Mild Flu Season Reported by the U.S. CDC
Recent reports from various health agencies confirmed the 2023-2024 flu season is off to a slow start in the Northern Hemisphere.
This follows a de minimus flu season in the Southern Hemisphere in countries such as Australia.
The Centers for Disease Control and Prevention (CDC) announced today that seasonal influenza activity remains low nationally.
As of October 27, 2023, outpatient respiratory illness is below baseline, and all 10 HHS regions are below their respective baselines.
Additionally, the number of flu hospital admissions remains low, but there were 20 influenza-related deaths last week.
The good news is there have been no influenza-associated pediatric deaths occurring during the 2023-2024 season.
Of the flu-related deaths reported by the National Center for Health Statistics from October 2, 2022, to September 9, 2023, 9,697 (4%) listed influenza.

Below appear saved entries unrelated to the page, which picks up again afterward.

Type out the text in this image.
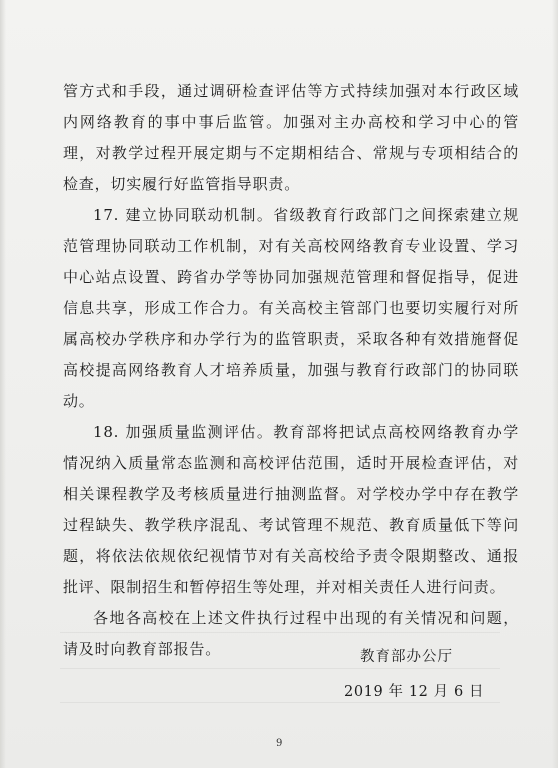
管方式和手段，通过调研检查评估等方式持续加强对本行政区域内网络教育的事中事后监管。加强对主办高校和学习中心的管理，对教学过程开展定期与不定期相结合、常规与专项相结合的检查，切实履行好监管指导职责。

17. 建立协同联动机制。省级教育行政部门之间探索建立规范管理协同联动工作机制，对有关高校网络教育专业设置、学习中心站点设置、跨省办学等协同加强规范管理和督促指导，促进信息共享，形成工作合力。有关高校主管部门也要切实履行对所属高校办学秩序和办学行为的监管职责，采取各种有效措施督促高校提高网络教育人才培养质量，加强与教育行政部门的协同联动。

18. 加强质量监测评估。教育部将把试点高校网络教育办学情况纳入质量常态监测和高校评估范围，适时开展检查评估，对相关课程教学及考核质量进行抽测监督。对学校办学中存在教学过程缺失、教学秩序混乱、考试管理不规范、教育质量低下等问题，将依法依规依纪视情节对有关高校给予责令限期整改、通报批评、限制招生和暂停招生等处理，并对相关责任人进行问责。

各地各高校在上述文件执行过程中出现的有关情况和问题，请及时向教育部报告。	教育部办公厅
2019 年 12 月 6 日
9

From a regional perspective, the Walgreens Flu Index® map was updated on October 21, 2023, highlighting local flu activity in the U.S.
The leading cities currently reporting flu cases are primarily in Texas:
- Harlingen-Weslaco-Brownsville-McAllen, Texas
- Lafayette, La.
- Beaumont-Port Arthur, Texas
- Puerto Rico
- New Orleans, La.
- Honolulu, Hawaii
- Anchorage, Alaska
- Houston, Texas
Similarly, the World Health Organization (WHO) recently reported that in the temperate zones of the Northern Hemisphere, indicators of influenza activity were reported at low levels or below the seasonal threshold in most reporting countries.
However, increased influenza activity was reported in Eastern and Western Asia.
Virus detections were predominantly influenza A(H3N2) followed by influenza A(H1N1)pdm09 and B viruses.
Both the CDC and WHO encourage most people to get an annual influenza vaccination before the flu season starts in their local community.
As of October 14, 2023, 136.94 million flu shots have been distributed in the U.S., which are generally available at health clinics and pharmacies.